UK university withdraws plans to house 300 migrants in small English town after mass protests from local residents

Hundreds of local residents in the Derbyshire town of Buxton turned out on Monday, Aug. 7, to protest against the plans.
By Thomas Brooke
4 Min Read

A British university has been forced to withdraw plans to commercially rent out its student accommodation in a small town to asylum seekers after over 1,400 objections to the planning application were submitted by local residents.

The University of Derby had applied to rent out the 274-room High Peak Halls building in the spa town of Buxton to a third party, with the expectation the rooms would then be occupied by migrants new to Britain.

However, mass demonstrations from local residents opposed to the plans saw the application withdrawn just two hours before the local council was due to vote on the matter.

Around 1,400 complaints were filed by those who expressed concern about introducing nearly 300 adult male asylum seekers to the small English town, while just 14 letters of support for the plans were submitted.

Hundreds gathered outside Buxton Methodist Church on Monday ahead of the local council vote to demonstrate, holding banners that read “Buxton says ‘No'” and “House Our Homeless First.”

The town has a population of around 20,000, as per the 2021 census.

One mother, accompanied by her 8-year-old girl, told a local reporter she was against the plans out of a desire to protect her children.

“My concern is that these people coming to this country have different views on how to treat women and children.
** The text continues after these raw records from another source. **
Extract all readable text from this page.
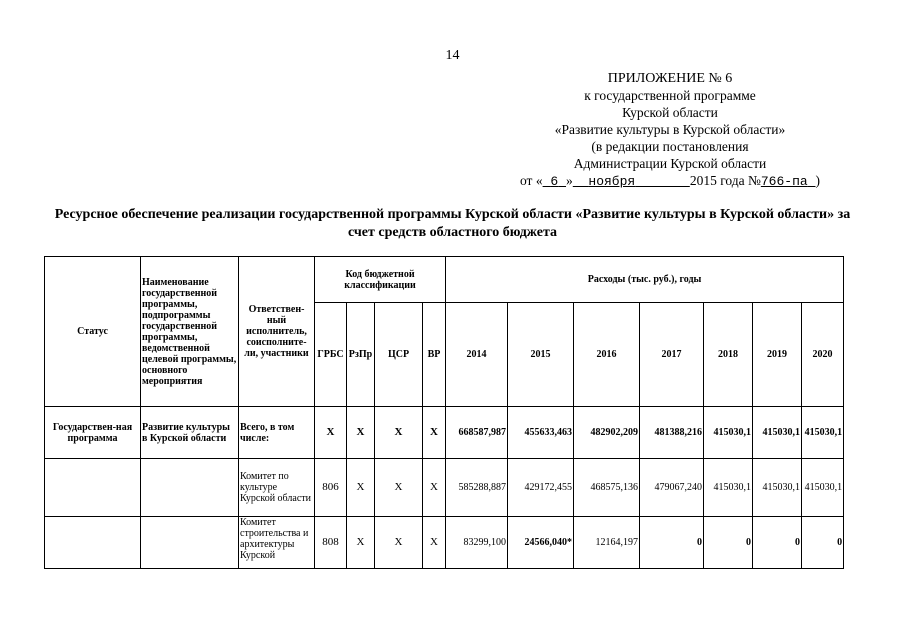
14
ПРИЛОЖЕНИЕ № 6
к государственной программе
Курской области
«Развитие культуры в Курской области»
(в редакции постановления
Администрации Курской области
от « 6 » ноября	2015 года №766-па )
Ресурсное обеспечение реализации государственной программы Курской области «Развитие культуры в Курской области» за счет средств областного бюджета
Статус	Наименование государственной программы, подпрограммы государственной программы, ведомственной целевой программы, основного мероприятия	Ответствен-ный исполнитель, соисполните-ли, участники	Код бюджетной классификации				Расходы (тыс. руб.), годы						
			ГРБС	РзПр	ЦСР	ВР	2014	2015	2016	2017	2018	2019	2020
Государствен-ная программа	Развитие культуры в Курской области	Всего, в том числе:	X	X	X	X	668587,987	455633,463	482902,209	481388,216	415030,1	415030,1	415030,1
		Комитет по культуре Курской области	806	X	X	X	585288,887	429172,455	468575,136	479067,240	415030,1	415030,1	415030,1
		Комитет строительства и архитектуры Курской	808	X	X	X	83299,100	24566,040*	12164,197	0	0	0	0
I don’t want my child to be unsafe or grow up in a neighborhood where she feels that this is acceptable,” she said.

“I don’t want her to go missing. We have been offered child locators. Never in my life have I ever been offered one of those. We’ve also been given panic alarms as well in case anything happens.

“If they’re coming in legally as families, that would be fine. But there are nearly 300 strong men coming in, we don’t have the police force. Our police station shuts at 5 p.m.; our casualty (ER) shuts at 8 p.m. We don’t have the policing, we don’t have the manpower.

“These are 300 men who just have very different ideals than we do,” the local mother added.

“Following a number of technical challenges that I raised about the validity of the enabling application to convert High Peak Halls into a large-scale asylum dispersal center, the University of Derby has withdrawn its application,” local Conservative MP Robert Largan said in a statement.

“This last-minute withdrawal, just hours before the planning committee meeting, is an extraordinary step. There were a number of serious flaws in the planning application process. It’s obvious that the application should never have been validated by High Peak Borough Council in the first place.

“I want to thank all those local people who took the time to submit objections to the application. Over 1,400 local people submitted objections. I know lots of residents have been working hard to help me in fighting these proposals.

“I hope that the University of Derby now abandons its plans, which have always been about money and not what is in the best interests of Buxton,” he added.